Pain-free Breastfeeding

Pain-free Breastfeeding

Tips for dealing with sore nipples & breastfeeding problems

Breastfeeding is a wonderful moment of closeness, but it can also be painful, especially at the beginning.
Many mums feel unsure or overwhelmed when latching on is painful or when the baby is not suckling properly. We provide practical tips for dealing with breastfeeding problems and for easing the pain. This helps to make breastfeeding a more pleasant experience for both of you.

Why breastfeeding sometimes hurts

Pain whilst breastfeeding is not uncommon, especially in the first few days. Common causes include:

  • Incorrect latch: the baby does not take the nipple and areola into their mouth properly
  • Sore nipples: small cracks or sore patches caused by vigorous suckling
  • Milk congestion or blocked milk ducts: this can cause pressure, tightness and discomfort
  • Infections (mastitis): redness, warmth, fever and severe pain

Tip: Pain does not have to be part of the experience. With the right techniques and a few simple aids, it can often be reduced significantly.

Correct latching: How to breastfeed pain-free

Hold your baby close to your body, tummy to tummy. Your baby should open their mouth wide and take in not only the nipple but also a large part of the areola, especially at the bottom. Your baby’s lips should be turned outwards, and their chin and nose should touch your breast whilst feeding.
Try different breastfeeding positions, such as the cradle hold, the football hold and the side-lying position.

You will find the position that is most comfortable for both of you.

Many mums find nursing pads or nipple creams helpful for soothing sore nipples and making breastfeeding more comfortable.

Relieving pain whilst breastfeeding:

  • Change your breastfeeding position regularly.
  • Gently massage your breast if you have a blocked milk duct to help release excess milk.
  • Rinse your breast gently with cool water after feeding.
  • Feed regularly to help prevent blocked milk ducts.
  • Alternate breasts after each feed.
  • Seek medical advice if you experience severe pain or a fever.
  • Avoid leaving long gaps between feeds.
  • Apply cream to your nipples after feeding.

Helpful breastfeeding aids

Breast pads protect your clothes and help keep your breasts dry. If your breasts are sore, lanolin-based nipple creams or a small amount of breast milk can be applied to the irritated areas to support healing. Many mums also find breastfeeding pillows helpful, as they relieve pressure on the back and can help prevent discomfort.

When to seek professional help

If you experience severe or persistent pain whilst breastfeeding, or if you have cracks, bleeding or signs of infection, or if your baby is gaining very little weight and feeds very restlessly, you should seek help. Breastfeeding counsellors, midwives and paediatricians can offer personalised advice and support in resolving breastfeeding problems.

Frequently asked questions about breastfeeding

Why does breastfeeding often hurt at first?
Breastfeeding can be painful at first because the baby has not yet learnt to latch on properly. Many mums find that their nipples become sore if the latch is too shallow. Unfamiliar sucking patterns or feeding sessions that are too short can also cause discomfort.

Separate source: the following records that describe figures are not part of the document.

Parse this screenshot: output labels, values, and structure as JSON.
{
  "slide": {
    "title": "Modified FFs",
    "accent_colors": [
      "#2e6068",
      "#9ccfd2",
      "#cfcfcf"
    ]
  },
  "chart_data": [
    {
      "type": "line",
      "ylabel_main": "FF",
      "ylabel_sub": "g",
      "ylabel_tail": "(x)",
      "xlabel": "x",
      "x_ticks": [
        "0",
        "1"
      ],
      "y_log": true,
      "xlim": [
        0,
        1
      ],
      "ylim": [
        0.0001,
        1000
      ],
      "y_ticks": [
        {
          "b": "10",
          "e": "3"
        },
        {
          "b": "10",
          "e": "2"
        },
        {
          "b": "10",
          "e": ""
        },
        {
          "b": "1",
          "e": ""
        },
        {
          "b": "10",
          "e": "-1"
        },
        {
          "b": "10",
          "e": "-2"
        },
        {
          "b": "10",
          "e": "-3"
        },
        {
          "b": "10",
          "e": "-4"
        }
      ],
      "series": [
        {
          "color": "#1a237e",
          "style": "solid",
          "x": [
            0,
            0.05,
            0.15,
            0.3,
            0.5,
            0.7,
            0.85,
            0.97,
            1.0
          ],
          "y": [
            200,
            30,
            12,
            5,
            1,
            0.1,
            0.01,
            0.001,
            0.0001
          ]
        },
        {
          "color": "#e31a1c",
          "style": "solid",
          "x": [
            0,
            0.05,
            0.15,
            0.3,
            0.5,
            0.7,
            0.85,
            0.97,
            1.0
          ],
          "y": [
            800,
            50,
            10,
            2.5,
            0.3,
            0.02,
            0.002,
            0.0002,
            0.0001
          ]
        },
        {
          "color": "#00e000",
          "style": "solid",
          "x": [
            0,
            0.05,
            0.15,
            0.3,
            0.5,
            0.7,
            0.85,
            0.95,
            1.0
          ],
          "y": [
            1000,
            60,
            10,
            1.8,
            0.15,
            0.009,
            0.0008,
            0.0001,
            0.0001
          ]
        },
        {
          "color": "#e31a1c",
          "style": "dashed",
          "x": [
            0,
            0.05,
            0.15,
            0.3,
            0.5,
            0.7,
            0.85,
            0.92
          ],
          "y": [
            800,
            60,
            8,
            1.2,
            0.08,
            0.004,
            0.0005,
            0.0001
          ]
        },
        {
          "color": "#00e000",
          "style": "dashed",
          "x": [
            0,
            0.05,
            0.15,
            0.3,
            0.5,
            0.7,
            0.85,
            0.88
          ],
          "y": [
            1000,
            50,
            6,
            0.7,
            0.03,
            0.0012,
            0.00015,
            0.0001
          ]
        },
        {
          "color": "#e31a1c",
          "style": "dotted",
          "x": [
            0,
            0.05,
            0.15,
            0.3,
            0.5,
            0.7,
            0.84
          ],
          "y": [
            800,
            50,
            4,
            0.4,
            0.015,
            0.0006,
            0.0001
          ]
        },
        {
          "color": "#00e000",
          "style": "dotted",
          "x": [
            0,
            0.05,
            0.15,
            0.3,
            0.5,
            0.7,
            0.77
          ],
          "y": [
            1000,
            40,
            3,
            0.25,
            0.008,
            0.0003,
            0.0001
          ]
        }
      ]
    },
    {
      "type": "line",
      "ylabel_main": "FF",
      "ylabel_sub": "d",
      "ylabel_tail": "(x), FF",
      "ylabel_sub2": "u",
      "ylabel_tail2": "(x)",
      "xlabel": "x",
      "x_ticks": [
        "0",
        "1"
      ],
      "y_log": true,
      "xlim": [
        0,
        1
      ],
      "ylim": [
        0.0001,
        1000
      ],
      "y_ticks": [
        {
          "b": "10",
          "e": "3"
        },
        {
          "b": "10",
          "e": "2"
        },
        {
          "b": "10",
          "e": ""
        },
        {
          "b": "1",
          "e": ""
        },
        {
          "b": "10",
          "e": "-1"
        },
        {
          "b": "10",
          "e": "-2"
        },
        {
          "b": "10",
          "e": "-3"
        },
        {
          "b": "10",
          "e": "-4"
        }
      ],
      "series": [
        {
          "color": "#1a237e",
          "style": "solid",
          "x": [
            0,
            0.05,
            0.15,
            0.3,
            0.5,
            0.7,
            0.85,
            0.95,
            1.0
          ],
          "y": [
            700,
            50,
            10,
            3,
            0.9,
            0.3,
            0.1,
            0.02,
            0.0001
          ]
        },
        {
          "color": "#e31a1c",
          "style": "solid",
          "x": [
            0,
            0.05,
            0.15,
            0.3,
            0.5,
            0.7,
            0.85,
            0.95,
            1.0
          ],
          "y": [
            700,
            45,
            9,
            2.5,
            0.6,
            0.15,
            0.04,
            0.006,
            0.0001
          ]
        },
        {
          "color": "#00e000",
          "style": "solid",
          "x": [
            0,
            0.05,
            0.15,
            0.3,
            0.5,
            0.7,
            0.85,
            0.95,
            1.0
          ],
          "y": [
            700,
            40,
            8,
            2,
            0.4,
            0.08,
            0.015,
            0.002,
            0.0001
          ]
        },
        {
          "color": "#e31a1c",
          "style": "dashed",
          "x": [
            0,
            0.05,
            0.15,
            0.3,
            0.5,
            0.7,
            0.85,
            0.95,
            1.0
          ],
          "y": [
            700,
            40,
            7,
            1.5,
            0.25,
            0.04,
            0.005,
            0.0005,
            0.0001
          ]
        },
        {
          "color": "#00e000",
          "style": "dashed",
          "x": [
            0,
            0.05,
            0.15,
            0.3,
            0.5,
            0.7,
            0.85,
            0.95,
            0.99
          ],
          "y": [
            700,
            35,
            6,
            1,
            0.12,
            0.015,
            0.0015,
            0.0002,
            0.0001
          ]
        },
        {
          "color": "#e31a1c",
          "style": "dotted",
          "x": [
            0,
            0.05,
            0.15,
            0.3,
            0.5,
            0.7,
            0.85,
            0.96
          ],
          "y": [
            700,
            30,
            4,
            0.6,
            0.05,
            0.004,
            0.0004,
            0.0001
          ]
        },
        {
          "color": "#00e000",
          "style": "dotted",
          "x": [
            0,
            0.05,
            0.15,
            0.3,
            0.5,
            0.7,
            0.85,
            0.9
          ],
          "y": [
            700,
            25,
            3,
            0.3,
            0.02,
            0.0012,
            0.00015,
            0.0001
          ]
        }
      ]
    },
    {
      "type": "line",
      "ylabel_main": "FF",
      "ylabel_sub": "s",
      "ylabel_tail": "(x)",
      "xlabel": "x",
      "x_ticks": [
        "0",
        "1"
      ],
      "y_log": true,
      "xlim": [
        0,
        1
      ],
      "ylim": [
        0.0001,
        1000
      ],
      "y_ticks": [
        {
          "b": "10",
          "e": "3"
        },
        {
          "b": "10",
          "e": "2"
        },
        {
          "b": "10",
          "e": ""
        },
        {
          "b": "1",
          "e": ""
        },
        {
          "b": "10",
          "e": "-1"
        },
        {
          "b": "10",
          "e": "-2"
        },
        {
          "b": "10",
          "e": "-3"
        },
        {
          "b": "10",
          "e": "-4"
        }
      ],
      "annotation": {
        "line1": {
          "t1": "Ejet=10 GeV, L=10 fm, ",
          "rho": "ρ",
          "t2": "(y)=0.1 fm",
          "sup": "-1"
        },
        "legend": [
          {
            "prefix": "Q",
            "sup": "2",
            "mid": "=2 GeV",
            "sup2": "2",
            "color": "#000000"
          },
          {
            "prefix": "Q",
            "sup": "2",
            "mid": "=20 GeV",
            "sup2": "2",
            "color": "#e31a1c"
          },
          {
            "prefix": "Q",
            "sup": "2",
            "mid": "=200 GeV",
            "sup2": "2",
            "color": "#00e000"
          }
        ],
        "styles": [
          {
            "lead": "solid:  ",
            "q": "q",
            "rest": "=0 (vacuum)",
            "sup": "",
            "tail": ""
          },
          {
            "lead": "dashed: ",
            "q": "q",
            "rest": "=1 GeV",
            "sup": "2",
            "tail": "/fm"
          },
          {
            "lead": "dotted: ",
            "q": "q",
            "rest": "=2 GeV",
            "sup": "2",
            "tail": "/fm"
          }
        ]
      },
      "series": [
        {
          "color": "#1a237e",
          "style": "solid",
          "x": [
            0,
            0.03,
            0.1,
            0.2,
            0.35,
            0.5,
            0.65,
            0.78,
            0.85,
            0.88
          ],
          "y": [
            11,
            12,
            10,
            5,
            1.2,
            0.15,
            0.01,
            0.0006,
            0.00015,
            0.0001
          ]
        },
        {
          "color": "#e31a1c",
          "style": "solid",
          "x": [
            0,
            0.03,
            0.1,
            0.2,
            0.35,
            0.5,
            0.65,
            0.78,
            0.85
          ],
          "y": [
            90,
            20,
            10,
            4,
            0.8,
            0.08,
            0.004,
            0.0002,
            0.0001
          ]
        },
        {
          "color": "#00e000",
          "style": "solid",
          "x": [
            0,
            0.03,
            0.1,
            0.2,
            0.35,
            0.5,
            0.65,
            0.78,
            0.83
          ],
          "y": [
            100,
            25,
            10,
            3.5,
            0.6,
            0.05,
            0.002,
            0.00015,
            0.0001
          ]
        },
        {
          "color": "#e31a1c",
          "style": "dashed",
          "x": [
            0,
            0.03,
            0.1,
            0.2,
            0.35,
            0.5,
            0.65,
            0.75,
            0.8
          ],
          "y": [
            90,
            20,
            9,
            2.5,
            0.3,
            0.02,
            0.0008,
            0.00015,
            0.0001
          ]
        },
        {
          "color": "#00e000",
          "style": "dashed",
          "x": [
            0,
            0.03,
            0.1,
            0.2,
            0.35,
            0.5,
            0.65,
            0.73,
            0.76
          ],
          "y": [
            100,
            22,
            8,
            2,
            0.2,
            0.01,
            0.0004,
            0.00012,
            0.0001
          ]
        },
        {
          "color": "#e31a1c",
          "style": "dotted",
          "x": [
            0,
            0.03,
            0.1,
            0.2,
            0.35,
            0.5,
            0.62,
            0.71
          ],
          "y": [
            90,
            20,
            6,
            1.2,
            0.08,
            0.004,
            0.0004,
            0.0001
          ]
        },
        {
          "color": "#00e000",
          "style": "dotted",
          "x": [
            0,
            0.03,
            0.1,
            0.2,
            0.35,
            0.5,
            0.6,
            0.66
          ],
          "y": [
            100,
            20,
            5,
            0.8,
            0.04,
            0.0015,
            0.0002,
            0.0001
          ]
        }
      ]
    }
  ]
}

With correct latching, different breastfeeding positions and aids such as nipple creams, the discomfort can usually be relieved quickly. It is important to listen to your body and seek help if you experience severe pain.

How can I tell if I have a blocked milk duct or mastitis?
A blocked milk duct often appears as a hard, tender area on the breast, which may feel warm and look reddened. There may also be mild pain or a general feeling of tightness. Mastitis may also cause fever, chills or a strong feeling of being unwell. Gentle massage, frequent feeding and avoiding stopping breastfeeding early can help improve milk flow. If symptoms persist, you should consult a midwife or doctor.

Which breastfeeding positions help with pain?
Different positions can help prevent pressure points and reduce pain. The classic cradle hold is well suited to newborns, whilst the football hold can be more comfortable for restless babies or after a caesarean section. The side-lying position is ideal at night or when the mother wants to rest. It is important that the baby takes in enough of the areola and that their back is well supported. Trying different positions can help you find the most comfortable option.

Can I carry on breastfeeding if my nipples are sore?
Yes, in most cases you can continue breastfeeding, and it can even be helpful as it supports milk production. Treating sore nipples with lanolin ointments, special nipple creams, or breast milk can support healing. Correct latching and changing position regularly are also important. Nipple shields may provide short-term relief, but should only be used as a supplementary measure. If pain or inflammation continues, you should seek medical advice.

When should I seek professional help?
Professional help is advisable if the pain is severe or persistent, if cracks are bleeding or if an infection is suspected. If your baby is feeding restlessly, gaining little weight or having difficulty taking in enough milk, a breastfeeding counsellor or midwife can provide targeted support. They can often suggest simple adjustments to the latch that make a significant difference. In some cases, even small corrections are enough to relieve pain and resolve breastfeeding problems. It is best to seek advice early, as this can help both you and your baby.